HomeTownSD is one of the two developers that did not receive Gloria’s recommendation, but is still in the running to obtain the bid.

“Obviously, we are disappointed – but this process has just begun. We firmly believe that HomeTownSD has the best vision, the strongest team and the most extensive experience. Each of these is necessary to deliver a transformative community for the people of San Diego – and that is the case we will make as the process moves forward,” said Sarah Kruer Jager, Project Lead for HomeTownSD.

Midway Village+ did not want to comment on the mayor’s recommendation Monday.

“I feel like this area kind of looks a little ‘rinky dinky’ right now, so it could use a little polishing, a lit updo,” Esteban Contreras Coronado, a nearby resident said. “I’m excited, I’m over here all the time, its room for more concerts, more revenue in San Diego and it’s exciting for a city to improve and innovate.”

Councilmember Jennifer Campbell, who represents District 2 where the Midway District is, says the redevelopment will help with San Diego’s housing shortage.

“The Midway District Redevelopment Plan will change a blighted area into a beautiful neighborhood, transform the sports arena into a multi-entertainment center for the city, bring much needed housing for San Diegans, and it will create jobs.
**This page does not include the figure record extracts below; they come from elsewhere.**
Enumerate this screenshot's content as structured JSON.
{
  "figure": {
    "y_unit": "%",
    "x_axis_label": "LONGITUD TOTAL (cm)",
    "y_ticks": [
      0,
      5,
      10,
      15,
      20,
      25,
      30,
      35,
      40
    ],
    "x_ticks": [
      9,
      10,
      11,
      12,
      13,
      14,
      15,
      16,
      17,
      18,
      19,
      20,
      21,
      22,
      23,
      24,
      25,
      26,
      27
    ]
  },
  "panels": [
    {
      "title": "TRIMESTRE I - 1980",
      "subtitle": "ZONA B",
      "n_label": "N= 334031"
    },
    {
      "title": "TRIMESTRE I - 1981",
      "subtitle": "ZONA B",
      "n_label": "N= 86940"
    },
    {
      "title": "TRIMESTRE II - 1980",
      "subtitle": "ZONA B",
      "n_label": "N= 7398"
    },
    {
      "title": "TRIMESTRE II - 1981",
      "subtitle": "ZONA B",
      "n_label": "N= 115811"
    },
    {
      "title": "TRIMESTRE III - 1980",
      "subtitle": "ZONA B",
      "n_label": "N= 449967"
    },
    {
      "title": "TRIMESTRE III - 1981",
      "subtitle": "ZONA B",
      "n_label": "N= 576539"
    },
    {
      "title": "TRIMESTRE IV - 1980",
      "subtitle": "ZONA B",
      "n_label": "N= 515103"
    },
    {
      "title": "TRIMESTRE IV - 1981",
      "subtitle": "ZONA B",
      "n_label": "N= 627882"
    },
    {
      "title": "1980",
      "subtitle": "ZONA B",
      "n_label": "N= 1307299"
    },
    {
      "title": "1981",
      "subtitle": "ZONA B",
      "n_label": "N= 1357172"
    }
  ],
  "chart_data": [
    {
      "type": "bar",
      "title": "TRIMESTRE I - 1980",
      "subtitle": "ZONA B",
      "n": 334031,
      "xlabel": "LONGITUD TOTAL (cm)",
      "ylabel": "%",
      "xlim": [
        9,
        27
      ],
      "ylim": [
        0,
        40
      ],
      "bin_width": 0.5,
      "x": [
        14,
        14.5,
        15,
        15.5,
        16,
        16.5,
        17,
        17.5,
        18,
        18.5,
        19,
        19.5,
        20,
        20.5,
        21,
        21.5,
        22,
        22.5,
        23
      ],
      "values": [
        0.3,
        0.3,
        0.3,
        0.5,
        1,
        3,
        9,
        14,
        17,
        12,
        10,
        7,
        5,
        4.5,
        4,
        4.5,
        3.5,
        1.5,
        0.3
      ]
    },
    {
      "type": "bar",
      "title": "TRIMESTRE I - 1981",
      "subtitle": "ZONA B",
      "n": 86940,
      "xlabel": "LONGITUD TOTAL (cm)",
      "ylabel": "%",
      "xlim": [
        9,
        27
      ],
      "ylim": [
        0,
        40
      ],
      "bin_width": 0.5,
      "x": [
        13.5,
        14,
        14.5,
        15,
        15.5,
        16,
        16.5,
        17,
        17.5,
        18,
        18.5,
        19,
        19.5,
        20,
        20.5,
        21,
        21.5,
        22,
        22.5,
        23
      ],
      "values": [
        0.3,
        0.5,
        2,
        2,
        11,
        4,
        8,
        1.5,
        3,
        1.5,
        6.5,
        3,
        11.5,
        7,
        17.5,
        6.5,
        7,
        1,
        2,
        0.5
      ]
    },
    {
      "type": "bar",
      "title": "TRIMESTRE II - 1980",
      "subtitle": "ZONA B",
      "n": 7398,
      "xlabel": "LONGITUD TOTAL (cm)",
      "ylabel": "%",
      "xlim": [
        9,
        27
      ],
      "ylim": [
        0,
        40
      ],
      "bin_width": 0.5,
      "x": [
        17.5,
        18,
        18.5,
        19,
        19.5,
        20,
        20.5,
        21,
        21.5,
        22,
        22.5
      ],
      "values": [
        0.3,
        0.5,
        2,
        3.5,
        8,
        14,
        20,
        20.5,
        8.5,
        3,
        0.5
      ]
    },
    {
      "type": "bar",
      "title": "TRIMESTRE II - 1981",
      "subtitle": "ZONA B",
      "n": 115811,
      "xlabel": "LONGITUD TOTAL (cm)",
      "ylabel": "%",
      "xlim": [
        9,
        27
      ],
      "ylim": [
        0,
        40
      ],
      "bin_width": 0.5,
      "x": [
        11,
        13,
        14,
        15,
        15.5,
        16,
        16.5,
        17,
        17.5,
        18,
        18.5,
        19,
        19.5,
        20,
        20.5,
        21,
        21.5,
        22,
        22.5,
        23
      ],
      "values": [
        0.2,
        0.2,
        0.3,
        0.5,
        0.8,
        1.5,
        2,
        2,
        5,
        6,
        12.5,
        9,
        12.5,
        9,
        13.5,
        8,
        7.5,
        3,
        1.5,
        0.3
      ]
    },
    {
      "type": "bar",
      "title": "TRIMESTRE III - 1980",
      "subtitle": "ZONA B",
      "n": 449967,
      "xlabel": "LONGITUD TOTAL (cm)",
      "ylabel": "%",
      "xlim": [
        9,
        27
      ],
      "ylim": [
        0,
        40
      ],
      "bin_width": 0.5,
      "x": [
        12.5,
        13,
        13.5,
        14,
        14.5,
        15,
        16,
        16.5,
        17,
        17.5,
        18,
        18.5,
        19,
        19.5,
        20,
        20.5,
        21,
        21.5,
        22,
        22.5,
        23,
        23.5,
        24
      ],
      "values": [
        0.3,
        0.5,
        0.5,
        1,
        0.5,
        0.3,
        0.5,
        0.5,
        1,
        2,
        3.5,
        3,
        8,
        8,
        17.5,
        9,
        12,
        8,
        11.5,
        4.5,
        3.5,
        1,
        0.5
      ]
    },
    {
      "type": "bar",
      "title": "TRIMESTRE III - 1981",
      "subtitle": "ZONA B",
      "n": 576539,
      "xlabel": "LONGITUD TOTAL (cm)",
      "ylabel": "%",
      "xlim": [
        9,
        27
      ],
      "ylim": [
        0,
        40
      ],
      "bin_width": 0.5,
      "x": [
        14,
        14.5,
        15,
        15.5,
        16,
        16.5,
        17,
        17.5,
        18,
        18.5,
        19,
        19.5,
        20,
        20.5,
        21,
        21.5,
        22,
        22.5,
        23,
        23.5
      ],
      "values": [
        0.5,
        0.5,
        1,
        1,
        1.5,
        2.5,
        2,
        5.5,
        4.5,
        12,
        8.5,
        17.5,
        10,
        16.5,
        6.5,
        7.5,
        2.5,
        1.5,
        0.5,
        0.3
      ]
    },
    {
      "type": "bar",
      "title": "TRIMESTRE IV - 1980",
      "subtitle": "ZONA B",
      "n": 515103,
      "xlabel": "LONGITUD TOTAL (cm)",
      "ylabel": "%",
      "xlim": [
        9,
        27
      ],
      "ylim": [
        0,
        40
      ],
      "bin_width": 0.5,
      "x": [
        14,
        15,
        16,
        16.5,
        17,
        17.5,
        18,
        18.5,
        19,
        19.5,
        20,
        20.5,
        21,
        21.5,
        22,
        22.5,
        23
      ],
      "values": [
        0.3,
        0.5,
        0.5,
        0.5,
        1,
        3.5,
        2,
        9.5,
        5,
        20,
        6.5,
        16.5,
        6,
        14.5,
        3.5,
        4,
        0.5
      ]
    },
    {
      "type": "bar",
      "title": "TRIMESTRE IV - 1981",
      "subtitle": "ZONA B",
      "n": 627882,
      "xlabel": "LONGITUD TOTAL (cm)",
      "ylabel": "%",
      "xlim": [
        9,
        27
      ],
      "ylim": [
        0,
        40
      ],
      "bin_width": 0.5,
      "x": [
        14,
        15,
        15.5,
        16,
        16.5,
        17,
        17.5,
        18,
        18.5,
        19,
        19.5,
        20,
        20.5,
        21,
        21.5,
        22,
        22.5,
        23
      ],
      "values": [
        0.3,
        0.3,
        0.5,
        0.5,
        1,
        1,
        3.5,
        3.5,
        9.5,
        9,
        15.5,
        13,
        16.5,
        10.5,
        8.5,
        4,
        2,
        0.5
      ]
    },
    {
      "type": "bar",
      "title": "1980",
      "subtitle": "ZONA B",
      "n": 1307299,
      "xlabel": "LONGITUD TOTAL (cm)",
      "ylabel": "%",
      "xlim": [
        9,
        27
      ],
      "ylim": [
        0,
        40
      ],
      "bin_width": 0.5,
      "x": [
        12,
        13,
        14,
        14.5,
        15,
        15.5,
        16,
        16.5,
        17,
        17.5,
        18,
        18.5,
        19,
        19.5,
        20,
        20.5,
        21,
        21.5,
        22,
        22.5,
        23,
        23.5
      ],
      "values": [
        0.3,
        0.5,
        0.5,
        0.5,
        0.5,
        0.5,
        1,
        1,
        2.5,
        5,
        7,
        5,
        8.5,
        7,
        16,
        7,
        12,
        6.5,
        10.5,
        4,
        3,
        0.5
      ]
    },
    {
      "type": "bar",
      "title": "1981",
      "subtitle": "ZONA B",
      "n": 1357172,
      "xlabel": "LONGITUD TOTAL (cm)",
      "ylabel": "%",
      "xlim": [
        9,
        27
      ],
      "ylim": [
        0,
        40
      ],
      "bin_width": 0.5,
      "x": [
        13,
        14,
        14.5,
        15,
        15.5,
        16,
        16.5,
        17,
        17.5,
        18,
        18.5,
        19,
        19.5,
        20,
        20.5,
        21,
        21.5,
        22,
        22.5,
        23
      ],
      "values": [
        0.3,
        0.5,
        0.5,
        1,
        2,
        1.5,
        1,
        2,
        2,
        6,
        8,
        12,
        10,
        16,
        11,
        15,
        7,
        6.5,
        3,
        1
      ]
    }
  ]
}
I look forward to working with community members and residents to make sure the project meets the community’s desires for a beautiful, and improved neighborhood,” Campbell said in a statement Monday.

But, some residents in the area are concerned with the cost of living and how the affordable housing will be able to help.

“I’m not sure about new affordable apartments, unless they are actually affordable to people who need it,” Contreras Coronado said.

Tiffany, who did not want to provider her last name, says she is currently. homeless

“Housing is not affordable and that is my big question, what is going to be affordable housing in San Diego,” she said.

There is also concern with the unhoused in the Midway District and if they will be moved out of the area.

“There should be some very intentional plans to help the folks who call this area home on the sidewalks,” said Michael McConnell, who advocates for those experiencing homelessness.

He said he would like to see the proposal include housing units with supportive services to address the homeless in the area.

“The best solution is to make sure you know who is in this area and there are real solutions provided so they aren’t just moving a few blocks away into someone else’s business or house, but they are actually getting off the street,” McConnell said. “I don’t want to see people pushed in the next closest neighborhood that doesn’t solve anything and we can do better than that.”

Campbell will be part of the council reviewing the Midway District Plan, which is set to be heard at City Council on Sept. 13.

San Diego’s Chief Operating Officer and the director of the City’s Department of Real Estate and Airport Management will present the recommendation to the City Council’s Land Use and Housing Committee in a special meeting on Sept. 8.